Martes de Campos Elíseos
La orquesta francesa triunfa en Oviedo con un sólido concierto en el que borda la "Júpiter" de Mozart y la "Heroica" de Beethoven

La Orquesta de los Campos Elíseos, durante su concierto de ayer en el Auditorio de Oviedo. | Luisma Murias / J. Mallada,

El Martes de Campo, festividad venerada por todos los ovetenses, tiene en el pulmón verde de la capital del Principado uno de sus emblemas. En la tarde noche de ayer, al icónico parque se unió esa archiconocida avenida del país vecino que toma su nombre de la morada reservada a los héroes muertos en la mitología griega, pues la penúltima cita de la temporada "Conciertos del Auditorio", ciclo organizado por la Fundación Municipal de Cultura del Ayuntamiento de Oviedo, recibía a la orquesta de Los Campos Elíseos, de la mano de su fundador y director, Philippe Herreweghe. La fama de la agrupación y el atractivo programa, compuesto por dos de las sinfonías más célebres de la historia de la música, pesaron más que el festivo y el Auditorio registró buena entrada de un público numeroso y muy respetuoso durante las casi dos horas de concierto.
La primera mitad de la velada estaba conformada por la "Sinfonía número 41 en do mayor", más conocida como "Júpiter", de Mozart, donde los franceses evidenciaron, desde el primer compás, su calidad y elevado nivel.
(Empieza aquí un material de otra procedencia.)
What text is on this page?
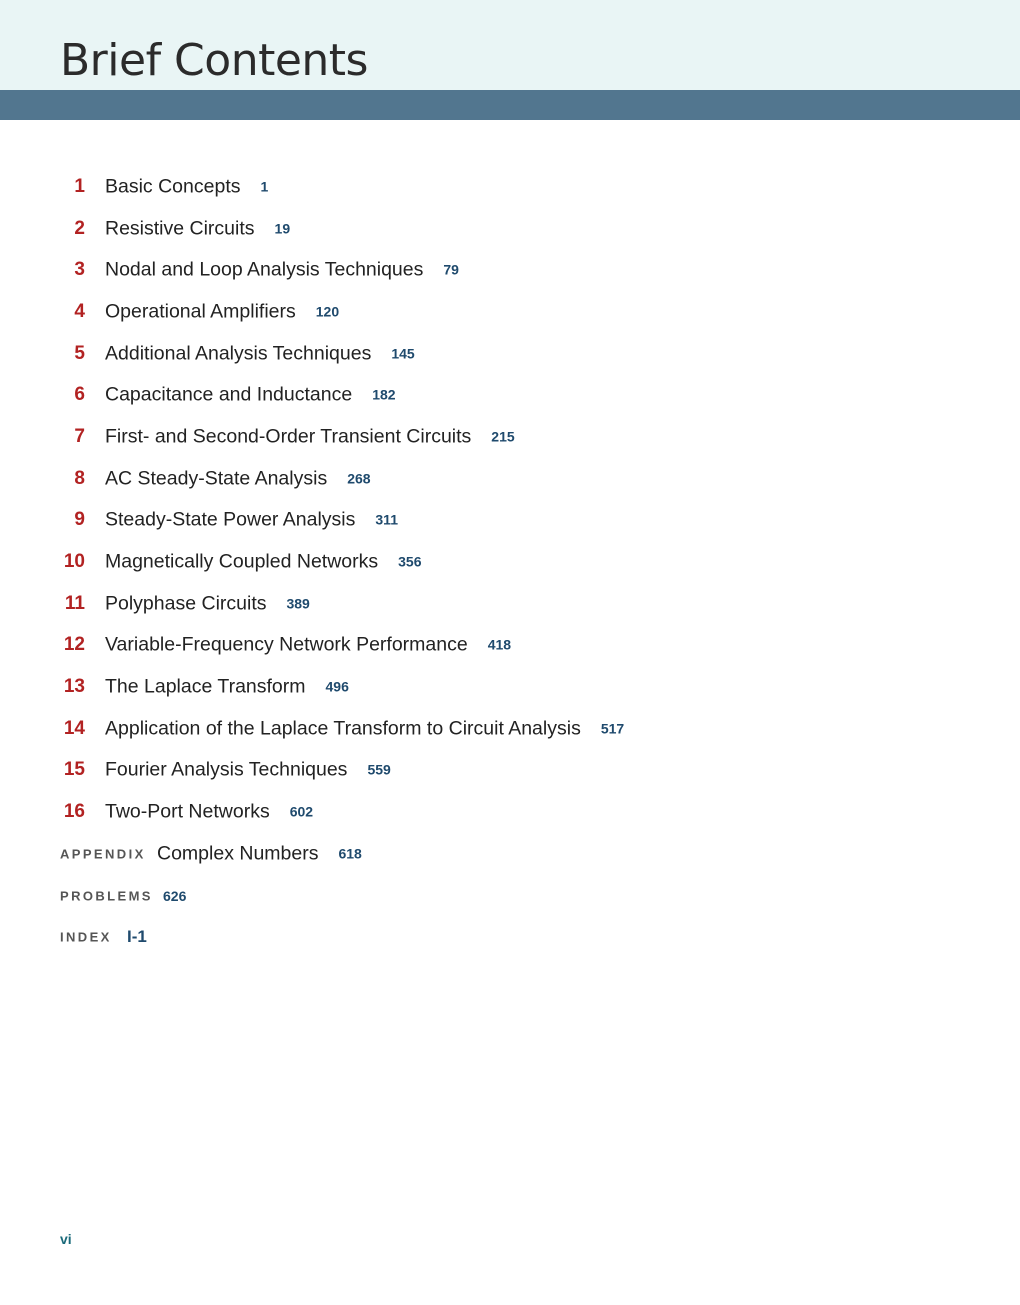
Brief Contents
1 Basic Concepts 1
2 Resistive Circuits 19
3 Nodal and Loop Analysis Techniques 79
4 Operational Amplifiers 120
5 Additional Analysis Techniques 145
6 Capacitance and Inductance 182
7 First- and Second-Order Transient Circuits 215
8 AC Steady-State Analysis 268
9 Steady-State Power Analysis 311
10 Magnetically Coupled Networks 356
11 Polyphase Circuits 389
12 Variable-Frequency Network Performance 418
13 The Laplace Transform 496
14 Application of the Laplace Transform to Circuit Analysis 517
15 Fourier Analysis Techniques 559
16 Two-Port Networks 602
APPENDIX Complex Numbers 618
PROBLEMS 626
INDEX I-1
vi
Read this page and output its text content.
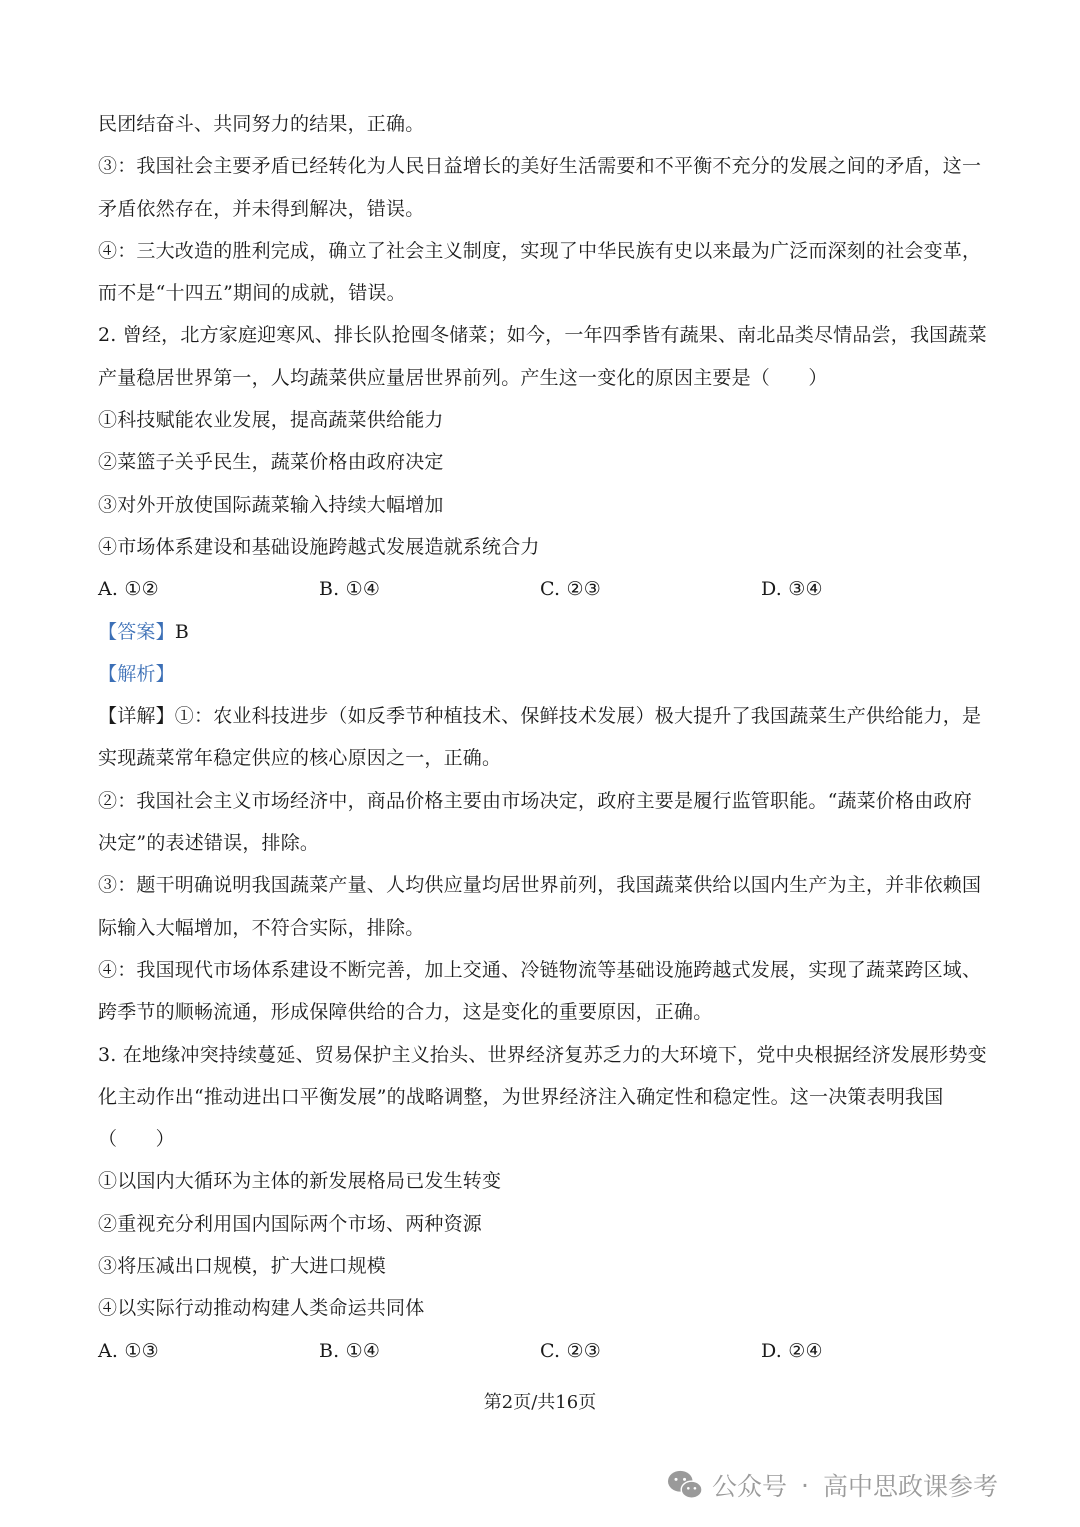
民团结奋斗、共同努力的结果，正确。
③：我国社会主要矛盾已经转化为人民日益增长的美好生活需要和不平衡不充分的发展之间的矛盾，这一
矛盾依然存在，并未得到解决，错误。
④：三大改造的胜利完成，确立了社会主义制度，实现了中华民族有史以来最为广泛而深刻的社会变革，
而不是“十四五”期间的成就，错误。
2. 曾经，北方家庭迎寒风、排长队抢囤冬储菜；如今，一年四季皆有蔬果、南北品类尽情品尝，我国蔬菜
产量稳居世界第一，人均蔬菜供应量居世界前列。产生这一变化的原因主要是（　　）
①科技赋能农业发展，提高蔬菜供给能力
②菜篮子关乎民生，蔬菜价格由政府决定
③对外开放使国际蔬菜输入持续大幅增加
④市场体系建设和基础设施跨越式发展造就系统合力
A. ①②	B. ①④	C. ②③	D. ③④
【答案】B
【解析】
【详解】①：农业科技进步（如反季节种植技术、保鲜技术发展）极大提升了我国蔬菜生产供给能力，是
实现蔬菜常年稳定供应的核心原因之一，正确。
②：我国社会主义市场经济中，商品价格主要由市场决定，政府主要是履行监管职能。“蔬菜价格由政府
决定”的表述错误，排除。
③：题干明确说明我国蔬菜产量、人均供应量均居世界前列，我国蔬菜供给以国内生产为主，并非依赖国
际输入大幅增加，不符合实际，排除。
④：我国现代市场体系建设不断完善，加上交通、冷链物流等基础设施跨越式发展，实现了蔬菜跨区域、
跨季节的顺畅流通，形成保障供给的合力，这是变化的重要原因，正确。
3. 在地缘冲突持续蔓延、贸易保护主义抬头、世界经济复苏乏力的大环境下，党中央根据经济发展形势变
化主动作出“推动进出口平衡发展”的战略调整，为世界经济注入确定性和稳定性。这一决策表明我国
（　　）
①以国内大循环为主体的新发展格局已发生转变
②重视充分利用国内国际两个市场、两种资源
③将压减出口规模，扩大进口规模
④以实际行动推动构建人类命运共同体
A. ①③	B. ①④	C. ②③	D. ②④
第2页/共16页
公众号 · 高中思政课参考
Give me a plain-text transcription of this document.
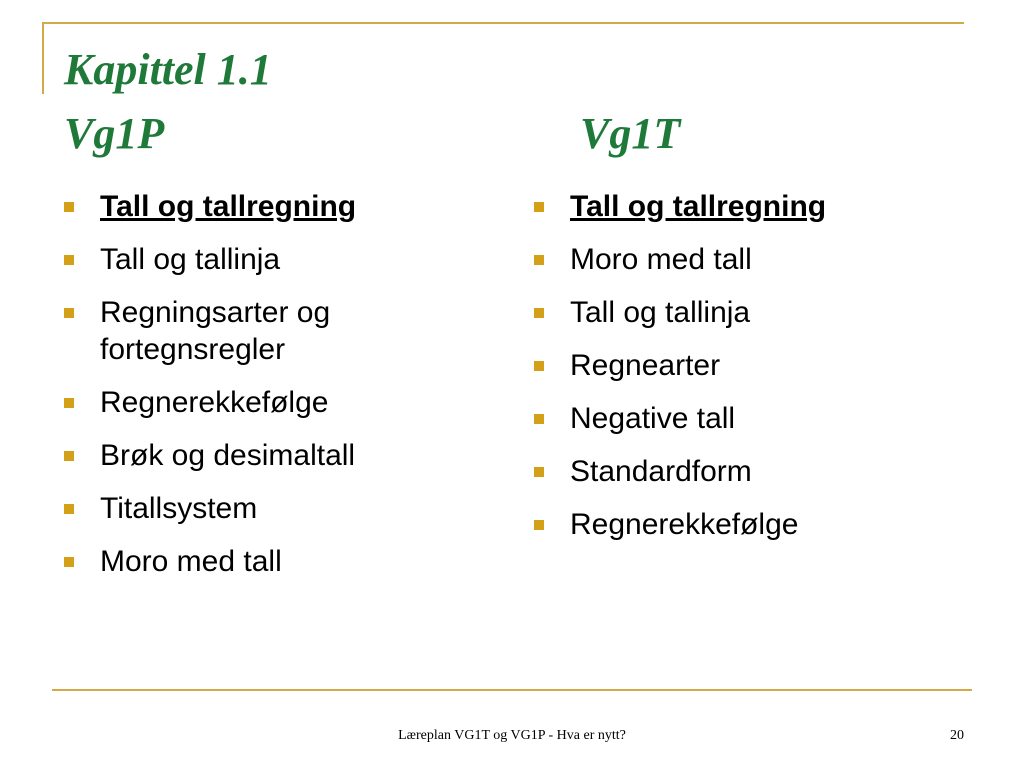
Kapittel 1.1
Vg1P	Vg1T
Tall og tallregning
Tall og tallinja
Regningsarter og fortegnsregler
Regnerekkefølge
Brøk og desimaltall
Titallsystem
Moro med tall
Tall og tallregning
Moro med tall
Tall og tallinja
Regnearter
Negative tall
Standardform
Regnerekkefølge
Læreplan VG1T og VG1P - Hva er nytt?	20
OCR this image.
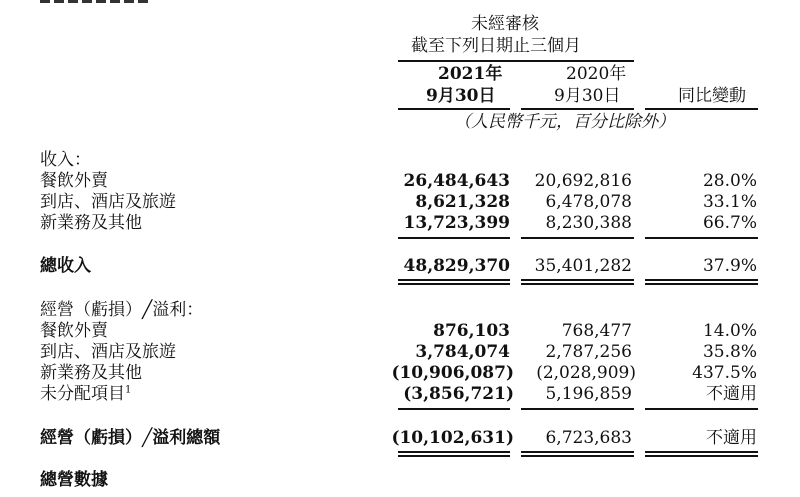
未經審核
截至下列日期止三個月
2021年
9月30日
2020年
9月30日	同比變動
（人民幣千元，百分比除外）
收入：
餐飲外賣	26,484,643 20,692,816	28.0%
到店、酒店及旅遊	8,621,328 6,478,078	33.1%
新業務及其他	13,723,399 8,230,388	66.7%
總收入	48,829,370 35,401,282	37.9%
經營（虧損）╱溢利：
餐飲外賣	876,103	768,477	14.0%
到店、酒店及旅遊	3,784,074 2,787,256	35.8%
新業務及其他	(10,906,087) (2,028,909)	437.5%
未分配項目$^1$	(3,856,721) 5,196,859	不適用
經營（虧損）╱溢利總額	(10,102,631) 6,723,683	不適用
總營數據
No en vano, esta formación, dirigida por toda una leyenda viva como Herreweghe, fue creada para la interpretación, con instrumentos de época, del periodo que abarca los siglos XVIII a principios del XX. Esto supone una sonoridad muy particular y sugerente que cristalizó en un color orquestal repleto de calidez. Delineando bien los diferentes temas y con una textura siempre diáfana que permitía seguir la línea melódica de cada sección, la "Júpiter" se consumió ante un público entregado.
Tras la pausa, la "Sinfonía número 3 en mi bemol mayor" de Beethoven. O lo que es lo mismo, la "Heroica", una obra considerada fundacional del Romanticismo musical. Aquí se agigantó la figura de Herreweghe. El belga, mediante una sencillez pasmosa en la dirección y la gestualidad, guió a los músicos con gran habilidad, demostrando un trabajo minucioso y concienzudo de la partitura beethoveniana.
Ante una orquesta más nutrida, Herreweghe supo imprimir a cada movimiento lo que demandaba: claridad en la invocación del tema en el primero, el dramatismo de la marcha fúnebre en el segundo o la fluidez del Scherzo, todo ello aportando el relieve y la intensidad propios de los cambios forte-piano tan característicos del genio de Bonn.
Gran ovación final para la agrupación francesa y su director que, a pesar de calurosa y prolongada, no se materializó en la ejecución de una propina que el entusiasmado público habría agradecido.